Today, I am feeling unsettled.
I started off having a really lovely morning; I read at a café and then wandered around the shops. I was feeling nice and relaxed.
However, shortly after ‘relaxed’; I lost my parking ticket to get out of the car park, I sat in 45 mins of traffic in a lane that turned out to be the one I wasn’t supposed to be in and I had a blaring headache.
These events all piled up and it made me anxious and irritated.
So I gave myself a moment at a red traffic light.
I thought I would just breathe a little bit and get over it.
Instead of this, I just burst into tears and I kept crying all the way home; a 45 minute drive. What a ray of sunshine.
Now, three breaths and a simple ‘well this is shit’ would have sufficed, but my body had other ideas about how it wanted to deal with the past hour. So, I cried. Well, balled.
After I let it all out, I sat with myself and checked in a little bit.
I wanted to know what on earth had bought that crying on.
I then realised that being at the shopping centre that morning had actually really stressed me out, but it had nothing to do with the crowd or the traffic or the dude that bumped into me and didn’t apologise.
It was that I was surrounded by beautiful shiny new things, and I couldn’t afford any of it.
I know, first world problems.
But before you roll your eyes and hand me a Kleenex, it goes a little deeper than that… something that might relate to you.
At the time of writing this, I had recently moved interstate to a new city, which means I’m in a new job, making new friends and navigating myself around a new environment.
Until now, I’ve either lived in my hometown, or have been overseas.
As in, this is the first time I’ve moved out of home properly.
This experience has absolutely unravelled me, because as my life has physically shifted, so have the foundations I once had.
The routines I had at home, in the circumstances I was in, were now gone.
I was living with my parents, having meals cooked for me, and finances pretty well sorted on my behalf.
Now, I am living with my partner, needing to feed myself, to put a budget together (god forbid) and in general work out a new routine for myself.
I am in the process of building new foundations.
The foundations I am laying down can probably be classified as ‘life 101.’
I’m learning about the way I eat now that I can choose everything I stock in the kitchen.
I am learning about when I go grocery shopping, and how often.
I am carving out what I want to cook, and at what time I like to eat and what brand of butter I enjoy.
Oh yes, it goes that far. Do you know how many types of the stuff there are in the shops?
I am also navigating through the concept of time.

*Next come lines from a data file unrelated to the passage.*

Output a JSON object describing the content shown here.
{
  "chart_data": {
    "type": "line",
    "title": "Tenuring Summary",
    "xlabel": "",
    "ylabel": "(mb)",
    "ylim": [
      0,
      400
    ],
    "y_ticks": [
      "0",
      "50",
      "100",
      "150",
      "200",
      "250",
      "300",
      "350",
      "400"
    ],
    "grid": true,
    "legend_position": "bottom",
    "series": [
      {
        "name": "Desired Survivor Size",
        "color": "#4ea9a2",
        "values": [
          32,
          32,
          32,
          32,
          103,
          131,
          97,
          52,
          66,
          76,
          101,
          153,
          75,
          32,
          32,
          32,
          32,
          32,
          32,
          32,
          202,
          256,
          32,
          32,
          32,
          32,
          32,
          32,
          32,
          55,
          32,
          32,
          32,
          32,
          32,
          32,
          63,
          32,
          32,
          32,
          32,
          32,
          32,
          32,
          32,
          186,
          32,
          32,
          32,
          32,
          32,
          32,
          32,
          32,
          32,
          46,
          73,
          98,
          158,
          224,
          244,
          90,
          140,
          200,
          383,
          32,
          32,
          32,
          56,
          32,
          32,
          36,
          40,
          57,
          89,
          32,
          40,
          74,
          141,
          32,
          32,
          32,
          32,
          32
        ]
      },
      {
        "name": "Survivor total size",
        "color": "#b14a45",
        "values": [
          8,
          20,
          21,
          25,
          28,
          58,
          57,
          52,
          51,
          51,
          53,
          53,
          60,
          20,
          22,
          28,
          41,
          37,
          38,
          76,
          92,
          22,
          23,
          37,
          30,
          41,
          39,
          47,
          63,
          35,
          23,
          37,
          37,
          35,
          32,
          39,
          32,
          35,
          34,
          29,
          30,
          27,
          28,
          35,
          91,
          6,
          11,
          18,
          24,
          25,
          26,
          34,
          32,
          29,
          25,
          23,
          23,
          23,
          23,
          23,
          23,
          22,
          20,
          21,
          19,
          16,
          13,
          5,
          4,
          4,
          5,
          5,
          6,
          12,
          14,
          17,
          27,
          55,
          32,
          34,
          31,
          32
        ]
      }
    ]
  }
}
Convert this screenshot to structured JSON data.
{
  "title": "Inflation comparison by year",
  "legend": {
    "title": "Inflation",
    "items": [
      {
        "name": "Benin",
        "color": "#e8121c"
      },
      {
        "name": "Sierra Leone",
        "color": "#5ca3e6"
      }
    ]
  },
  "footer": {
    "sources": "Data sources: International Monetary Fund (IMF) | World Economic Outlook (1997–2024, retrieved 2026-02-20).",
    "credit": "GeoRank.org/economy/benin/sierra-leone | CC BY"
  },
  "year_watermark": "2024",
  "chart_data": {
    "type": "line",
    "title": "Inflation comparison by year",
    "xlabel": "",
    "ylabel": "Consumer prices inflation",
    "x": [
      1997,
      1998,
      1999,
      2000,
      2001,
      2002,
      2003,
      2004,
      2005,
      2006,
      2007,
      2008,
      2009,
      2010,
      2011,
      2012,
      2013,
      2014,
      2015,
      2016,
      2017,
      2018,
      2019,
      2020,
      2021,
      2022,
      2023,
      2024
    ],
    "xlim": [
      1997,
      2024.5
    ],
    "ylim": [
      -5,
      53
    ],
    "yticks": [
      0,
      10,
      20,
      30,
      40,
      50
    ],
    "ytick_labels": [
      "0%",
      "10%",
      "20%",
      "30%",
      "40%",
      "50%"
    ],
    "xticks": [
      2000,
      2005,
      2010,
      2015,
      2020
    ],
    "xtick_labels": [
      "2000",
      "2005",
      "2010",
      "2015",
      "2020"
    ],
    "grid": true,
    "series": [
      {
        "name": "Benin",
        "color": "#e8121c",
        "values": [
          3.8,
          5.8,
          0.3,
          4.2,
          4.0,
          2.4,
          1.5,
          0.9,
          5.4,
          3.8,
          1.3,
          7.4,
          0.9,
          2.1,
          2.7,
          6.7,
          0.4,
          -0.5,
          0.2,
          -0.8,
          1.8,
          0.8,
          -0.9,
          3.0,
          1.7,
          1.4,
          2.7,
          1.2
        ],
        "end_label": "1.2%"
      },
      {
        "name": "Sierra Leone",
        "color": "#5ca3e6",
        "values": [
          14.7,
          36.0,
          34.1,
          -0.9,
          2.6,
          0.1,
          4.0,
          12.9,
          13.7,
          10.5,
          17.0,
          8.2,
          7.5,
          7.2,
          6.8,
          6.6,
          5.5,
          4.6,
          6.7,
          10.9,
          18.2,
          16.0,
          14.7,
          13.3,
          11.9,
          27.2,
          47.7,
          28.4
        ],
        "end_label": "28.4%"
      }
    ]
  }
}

How much of it do I dedicate to what?
When do I dedicate time to write, to exercise, to see friends, to enjoy my relationship and maybe most importantly; when do I have time, just for me?
That last point is a biggie, because it opens up this big space where I’m able to ask myself ‘what do you want me time to look like these days?’
What I once loved doing on my own a few years back has surely grown and evolved, after all, Pintrest wasn’t around in 2008.
It always pays to check back in with yourself; just because you’ve always done one thing, doesn’t mean it will always serve you and nourish you in the same way as time goes on.
The other foundation I’m trying to lay, and struggling to become friends with, is money.
Which brings us back to me, in tears in the car after realising I hated my experience at the shops.
Truth be told, I’ve always had a love hate relationship with money, except I’ve never been aware of it until now.
I’ve always felt guilty for buying myself things, I’ve been uneasy about getting manis and pedis and I have never been to a hairdresser in an actual salon; I have always gone to friends-of-friends at their home businesses.
For some reason, I lose it internally when it comes to treating myself, with my own money.
I didn’t know that until now however, because for as long as I can remember, I’ve been saving to travel; and that means you just don’t buy anything for yourself because you have Sangria and Tapas in Spain to save for.
But now that I have nothing major to budget for, my money is, well, mine. But I’m still in this frugal mindset that I can’t get out of.
Of course, it also doesn’t help that I need to now pay rent, groceries, car insurance and car registration. Needless to say, my money relationship is the one that needs the strongest foundation because it makes me most unsettled.
So at the moment that is where I am.
I am in the deep end.
I am figuring out what I like to cook for dinner, what type of budget I want to stick to and how to feel good about getting a manicure.
I am figuring out how to be in ‘settled, adult’ mindset, rather than ‘I’m a broke traveller’ mode.
It’s quite a process, and not one I’m even close to figuring out.
I encourage you to take notice of any foundations you might need to lay for yourself. Are you noticing an area in your life that lacks stability or ease? Or better yet, what foundations have you outgrown, that can be released in order for new, more aligned foundations to be formed?
I’m learning that in life, we need foundations.
And I am finding the beauty of being settled in my unsettledness.
I’m really enjoying making mistakes and learning what doesn’t work for me, because I’m that much closer to learning what does.